- Serves: 4
- Cook Time: 25 minutes
- Prep Time: 5 minutes
- Effort: easy
- about 750ml vegetable, chicken or fish stock
- 2 tbsp olive oil
- 1 large leek, finely sliced
- 250 g risotto rice
- 125 ml white wine or dry sherry
- 1 undyed smoked haddock fillet, finely chopped
- 1 spring onion, finely chopped, to garnish
- 1 tbsp parsley, finely chopped, to garnish
- black pepper
1. Pour the stock into a small saucepan and slowly bring it to a simmer.
2. In a large saucepan, heat the oil. Add the sliced leek and cook, stirring, over a medium heat for 5 minutes or until wilted and golden. Add the rice and cook, stirring, for 3 minutes or until the rice grains are glistening with oil and are becoming fragrant.

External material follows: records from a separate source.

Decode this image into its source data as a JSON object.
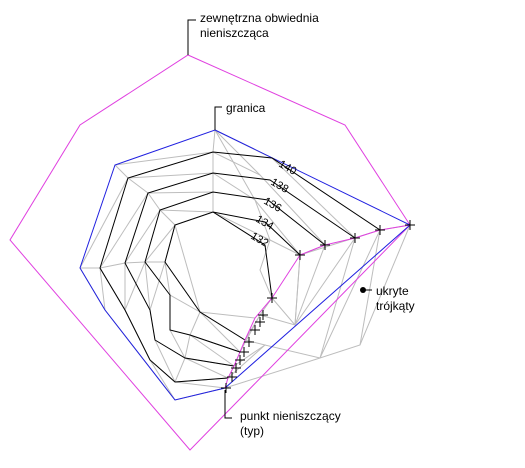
{
  "labels": {
    "outer_boundary": [
      "zewnętrzna obwiednia",
      "nieniszcząca"
    ],
    "boundary": "granica",
    "hidden_triangles": [
      "ukryte",
      "trójkąty"
    ],
    "nondestructive_point": [
      "punkt nieniszczący",
      "(typ)"
    ]
  },
  "contour_labels": [
    "140",
    "138",
    "136",
    "134",
    "132"
  ],
  "colors": {
    "background": "#ffffff",
    "contour": "#000000",
    "triangles": "#bdbdbd",
    "boundary": "#2020e0",
    "outer_boundary": "#e040e0",
    "text": "#000000"
  }
}
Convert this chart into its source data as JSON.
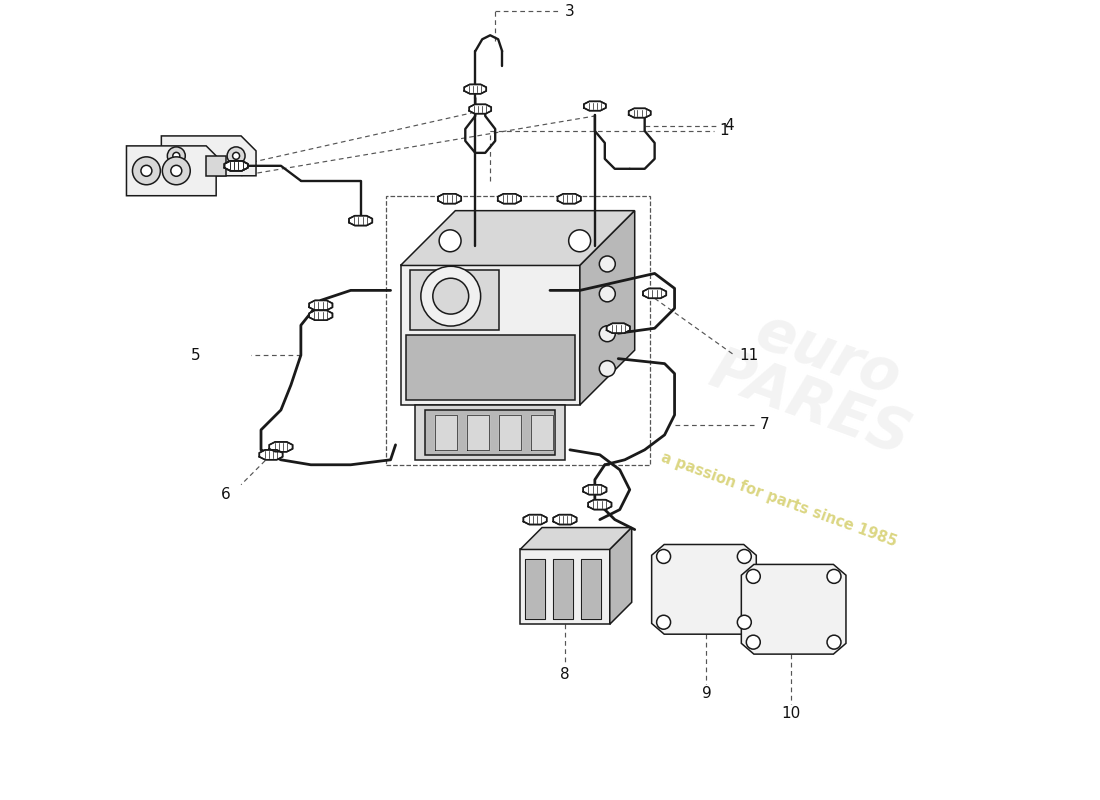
{
  "bg_color": "#ffffff",
  "line_color": "#1a1a1a",
  "dashed_color": "#555555",
  "label_color": "#111111",
  "fill_light": "#f0f0f0",
  "fill_medium": "#d8d8d8",
  "fill_dark": "#b8b8b8",
  "watermark_text": "euroPARES",
  "watermark_sub": "a passion for parts since 1985",
  "watermark_color": "#d4d4d4",
  "watermark_sub_color": "#c8c040",
  "lw_main": 1.7,
  "lw_thin": 1.1,
  "label_fontsize": 11
}
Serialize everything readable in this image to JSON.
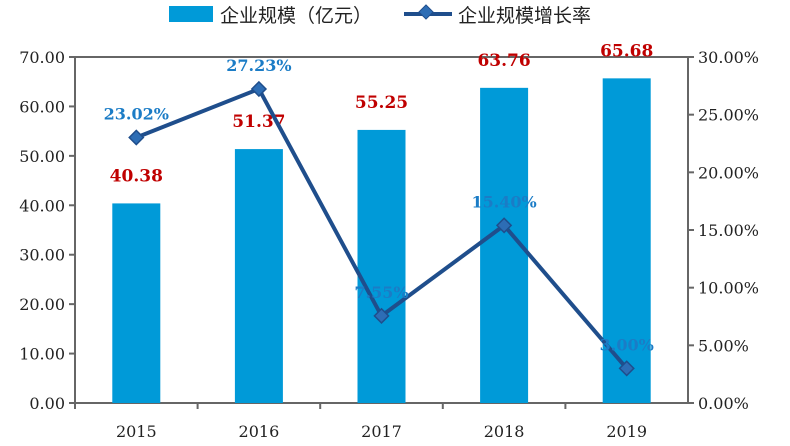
{
  "chart_data": {
    "type": "bar",
    "categories": [
      "2015",
      "2016",
      "2017",
      "2018",
      "2019"
    ],
    "series": [
      {
        "name": "企业规模（亿元）",
        "type": "bar",
        "axis": "left",
        "values": [
          40.38,
          51.37,
          55.25,
          63.76,
          65.68
        ],
        "labels": [
          "40.38",
          "51.37",
          "55.25",
          "63.76",
          "65.68"
        ],
        "color": "#009AD8"
      },
      {
        "name": "企业规模增长率",
        "type": "line",
        "axis": "right",
        "values": [
          23.02,
          27.23,
          7.55,
          15.4,
          3.0
        ],
        "labels": [
          "23.02%",
          "27.23%",
          "7.55%",
          "15.40%",
          "3.00%"
        ],
        "color": "#1F4E8C"
      }
    ],
    "yleft": {
      "ylim": [
        0,
        70
      ],
      "ticks": [
        "0.00",
        "10.00",
        "20.00",
        "30.00",
        "40.00",
        "50.00",
        "60.00",
        "70.00"
      ]
    },
    "yright": {
      "ylim": [
        0,
        30
      ],
      "ticks": [
        "0.00%",
        "5.00%",
        "10.00%",
        "15.00%",
        "20.00%",
        "25.00%",
        "30.00%"
      ]
    },
    "legend": "top",
    "grid": false
  }
}
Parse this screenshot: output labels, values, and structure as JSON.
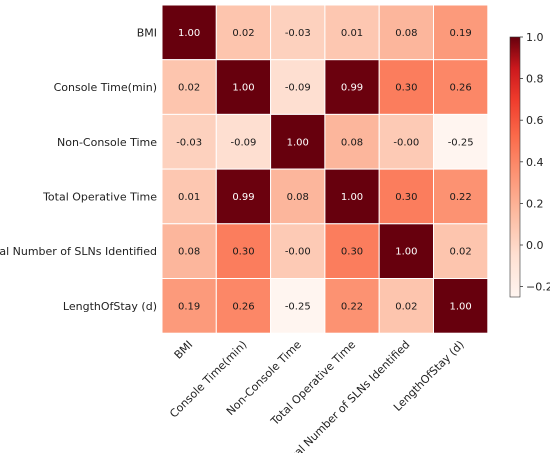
{
  "chart_data": {
    "type": "heatmap",
    "title": "",
    "xlabel": "",
    "ylabel": "",
    "row_labels": [
      "BMI",
      "Console Time(min)",
      "Non-Console Time",
      "Total Operative Time",
      "Total Number of SLNs Identified",
      "LengthOfStay (d)"
    ],
    "col_labels": [
      "BMI",
      "Console Time(min)",
      "Non-Console Time",
      "Total Operative Time",
      "Total Number of SLNs Identified",
      "LengthOfStay (d)"
    ],
    "values": [
      [
        1.0,
        0.02,
        -0.03,
        0.01,
        0.08,
        0.19
      ],
      [
        0.02,
        1.0,
        -0.09,
        0.99,
        0.3,
        0.26
      ],
      [
        -0.03,
        -0.09,
        1.0,
        0.08,
        -0.0,
        -0.25
      ],
      [
        0.01,
        0.99,
        0.08,
        1.0,
        0.3,
        0.22
      ],
      [
        0.08,
        0.3,
        -0.0,
        0.3,
        1.0,
        0.02
      ],
      [
        0.19,
        0.26,
        -0.25,
        0.22,
        0.02,
        1.0
      ]
    ],
    "cell_text": [
      [
        "1.00",
        "0.02",
        "-0.03",
        "0.01",
        "0.08",
        "0.19"
      ],
      [
        "0.02",
        "1.00",
        "-0.09",
        "0.99",
        "0.30",
        "0.26"
      ],
      [
        "-0.03",
        "-0.09",
        "1.00",
        "0.08",
        "-0.00",
        "-0.25"
      ],
      [
        "0.01",
        "0.99",
        "0.08",
        "1.00",
        "0.30",
        "0.22"
      ],
      [
        "0.08",
        "0.30",
        "-0.00",
        "0.30",
        "1.00",
        "0.02"
      ],
      [
        "0.19",
        "0.26",
        "-0.25",
        "0.22",
        "0.02",
        "1.00"
      ]
    ],
    "colormap": "Reds",
    "vmin": -0.25,
    "vmax": 1.0,
    "colorbar_ticks": [
      1.0,
      0.8,
      0.6,
      0.4,
      0.2,
      0.0,
      -0.2
    ],
    "colorbar_tick_labels": [
      "1.0",
      "0.8",
      "0.6",
      "0.4",
      "0.2",
      "0.0",
      "−0.2"
    ],
    "colorbar_placement": "right"
  }
}
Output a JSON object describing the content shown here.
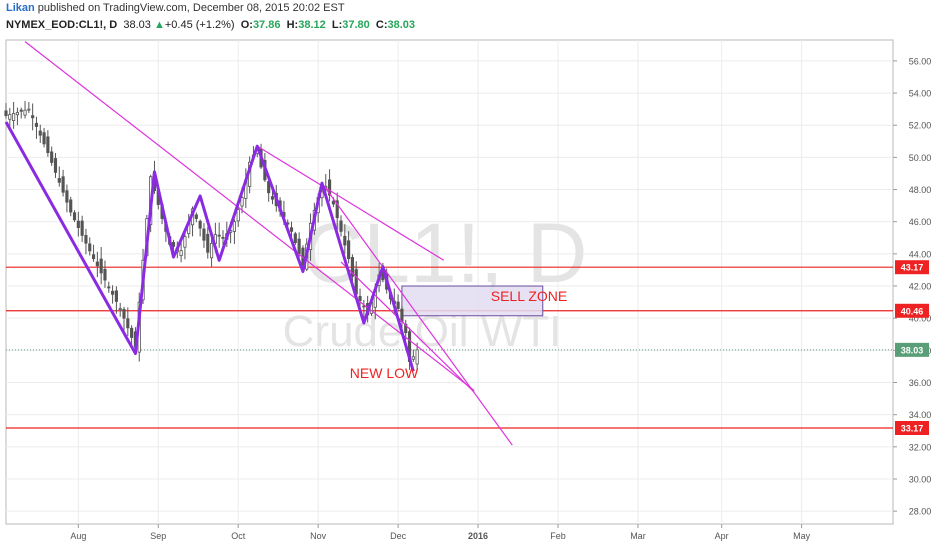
{
  "header": {
    "author": "Likan",
    "published_text": "published on TradingView.com, December 08, 2015 20:02 EST",
    "symbol": "NYMEX_EOD:CL1!, D",
    "last": "38.03",
    "change_arrow": "▲",
    "change": "+0.45 (+1.2%)",
    "o_label": "O:",
    "o_value": "37.86",
    "h_label": "H:",
    "h_value": "38.12",
    "l_label": "L:",
    "l_value": "37.80",
    "c_label": "C:",
    "c_value": "38.03"
  },
  "watermark": {
    "ticker": "CL1!, D",
    "name": "Crude Oil WTI"
  },
  "annotations": {
    "sell_zone": "SELL ZONE",
    "new_low": "NEW LOW"
  },
  "colors": {
    "candle": "#555555",
    "zigzag": "#8a2be2",
    "trendline": "#dd33dd",
    "level": "#ee2222",
    "last_price": "#5a9e78",
    "sell_zone_fill": "#e2ddf2",
    "sell_zone_border": "#6a4c9c"
  },
  "chart_data": {
    "type": "candlestick",
    "x_unit": "trading day index",
    "xlim": [
      0,
      233
    ],
    "ylim": [
      27.2,
      57.3
    ],
    "x_ticks": [
      {
        "x": 19,
        "label": "Aug"
      },
      {
        "x": 40,
        "label": "Sep"
      },
      {
        "x": 61,
        "label": "Oct"
      },
      {
        "x": 82,
        "label": "Nov"
      },
      {
        "x": 103,
        "label": "Dec"
      },
      {
        "x": 124,
        "label": "2016"
      },
      {
        "x": 145,
        "label": "Feb"
      },
      {
        "x": 166,
        "label": "Mar"
      },
      {
        "x": 188,
        "label": "Apr"
      },
      {
        "x": 209,
        "label": "May"
      }
    ],
    "y_ticks": [
      "28.00",
      "30.00",
      "32.00",
      "34.00",
      "36.00",
      "38.00",
      "40.00",
      "42.00",
      "44.00",
      "46.00",
      "48.00",
      "50.00",
      "52.00",
      "54.00",
      "56.00"
    ],
    "close_anchors": [
      [
        0,
        52.6
      ],
      [
        6,
        53.0
      ],
      [
        11,
        50.3
      ],
      [
        17,
        46.6
      ],
      [
        23,
        43.7
      ],
      [
        30,
        40.6
      ],
      [
        34,
        38.2
      ],
      [
        35,
        41.0
      ],
      [
        38,
        48.8
      ],
      [
        41,
        46.2
      ],
      [
        43,
        44.6
      ],
      [
        46,
        44.2
      ],
      [
        49,
        46.8
      ],
      [
        51,
        45.6
      ],
      [
        53,
        44.1
      ],
      [
        55,
        45.2
      ],
      [
        58,
        44.9
      ],
      [
        60,
        46.0
      ],
      [
        62,
        47.5
      ],
      [
        64,
        49.7
      ],
      [
        66,
        50.5
      ],
      [
        67,
        49.4
      ],
      [
        69,
        47.8
      ],
      [
        71,
        47.0
      ],
      [
        73,
        46.3
      ],
      [
        75,
        45.4
      ],
      [
        77,
        44.0
      ],
      [
        78,
        43.3
      ],
      [
        80,
        45.9
      ],
      [
        82,
        47.5
      ],
      [
        84,
        48.2
      ],
      [
        86,
        47.1
      ],
      [
        88,
        45.4
      ],
      [
        90,
        43.7
      ],
      [
        92,
        41.5
      ],
      [
        94,
        40.7
      ],
      [
        95,
        40.2
      ],
      [
        97,
        41.8
      ],
      [
        98,
        42.7
      ],
      [
        99,
        42.4
      ],
      [
        101,
        41.2
      ],
      [
        103,
        40.6
      ],
      [
        104,
        39.8
      ],
      [
        105,
        39.1
      ],
      [
        106,
        37.3
      ],
      [
        107,
        37.6
      ],
      [
        108,
        38.03
      ]
    ],
    "zigzag": [
      [
        0,
        52.2
      ],
      [
        34,
        37.8
      ],
      [
        39,
        49.1
      ],
      [
        44,
        43.8
      ],
      [
        51,
        47.6
      ],
      [
        56,
        43.6
      ],
      [
        66,
        50.7
      ],
      [
        78,
        42.9
      ],
      [
        83,
        48.4
      ],
      [
        94,
        39.7
      ],
      [
        99,
        43.2
      ],
      [
        107,
        36.7
      ]
    ],
    "trendlines": [
      [
        [
          5,
          57.2
        ],
        [
          123,
          35.5
        ]
      ],
      [
        [
          66,
          50.7
        ],
        [
          115,
          43.6
        ]
      ],
      [
        [
          83,
          48.4
        ],
        [
          133,
          32.1
        ]
      ],
      [
        [
          88,
          43.5
        ],
        [
          123,
          35.4
        ]
      ]
    ],
    "levels": [
      {
        "value": 43.17,
        "label": "43.17"
      },
      {
        "value": 40.46,
        "label": "40.46"
      },
      {
        "value": 33.17,
        "label": "33.17"
      }
    ],
    "last_price": {
      "value": 38.03,
      "label": "38.03"
    },
    "sell_zone": {
      "x_start": 104,
      "x_end": 141,
      "y_low": 40.15,
      "y_high": 42.0
    },
    "grid": true
  }
}
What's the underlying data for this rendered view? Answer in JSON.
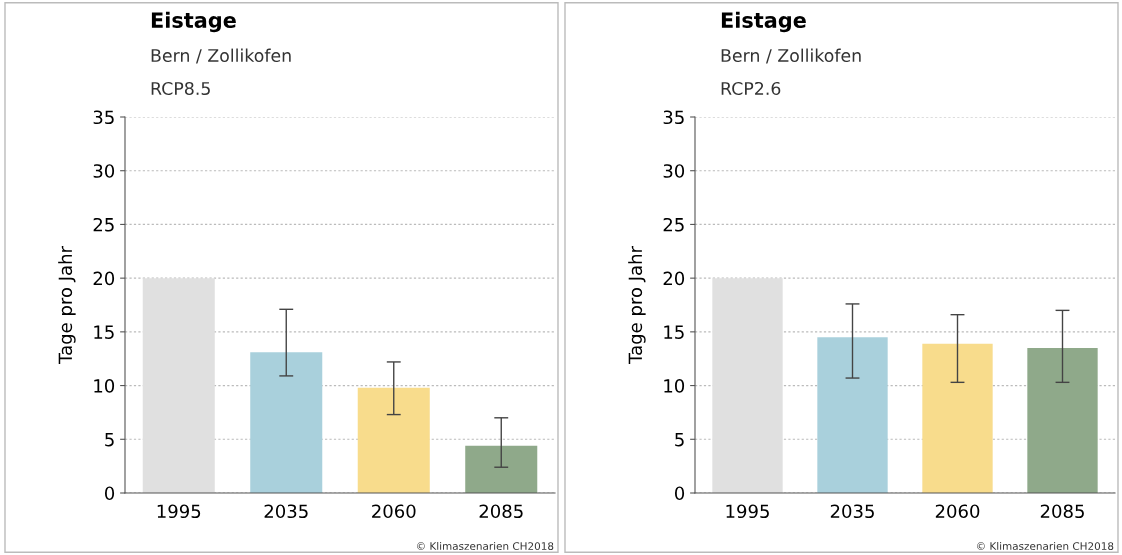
{
  "chart_data": [
    {
      "type": "bar",
      "title": "Eistage",
      "subtitle": "Bern / Zollikofen",
      "ylabel": "Tage pro Jahr",
      "categories": [
        "1995",
        "2035",
        "2060",
        "2085"
      ],
      "values": [
        20,
        13.1,
        9.8,
        4.4
      ],
      "colors": [
        "#e0e0e0",
        "#a9d0dc",
        "#f8dc8c",
        "#8fa98a"
      ],
      "errors": [
        null,
        [
          10.9,
          17.1
        ],
        [
          7.3,
          12.2
        ],
        [
          2.4,
          7.0
        ]
      ],
      "ylim": [
        0,
        35
      ],
      "yticks": [
        0,
        5,
        10,
        15,
        20,
        25,
        30,
        35
      ],
      "grid": "y",
      "annotations": [
        "RCP8.5",
        "© Klimaszenarien CH2018"
      ]
    },
    {
      "type": "bar",
      "title": "Eistage",
      "subtitle": "Bern / Zollikofen",
      "ylabel": "Tage pro Jahr",
      "categories": [
        "1995",
        "2035",
        "2060",
        "2085"
      ],
      "values": [
        20,
        14.5,
        13.9,
        13.5
      ],
      "colors": [
        "#e0e0e0",
        "#a9d0dc",
        "#f8dc8c",
        "#8fa98a"
      ],
      "errors": [
        null,
        [
          10.7,
          17.6
        ],
        [
          10.3,
          16.6
        ],
        [
          10.3,
          17.0
        ]
      ],
      "ylim": [
        0,
        35
      ],
      "yticks": [
        0,
        5,
        10,
        15,
        20,
        25,
        30,
        35
      ],
      "grid": "y",
      "annotations": [
        "RCP2.6",
        "© Klimaszenarien CH2018"
      ]
    }
  ]
}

3. Pour the white wine or sherry into the rice and allow it to bubble away. Add a ladle of hot stock from the other saucepan and cook, stirring, until it has been absorbed by the rice. Add another ladle of hot stock and cook, stirring, until it has been absorbed by the rice. Repeat this process for about 17 minutes or until the rice is just tender and still has some bite to it.
4. Add another ladle of hot stock and stir the chopped smoked haddock into the rice. Continue cooking for another 2-3 minutes. Season to taste with a little salt and plenty of black pepper. Divide amongst serving dishes and scatter with the finely chopped spring onion and parsley before serving.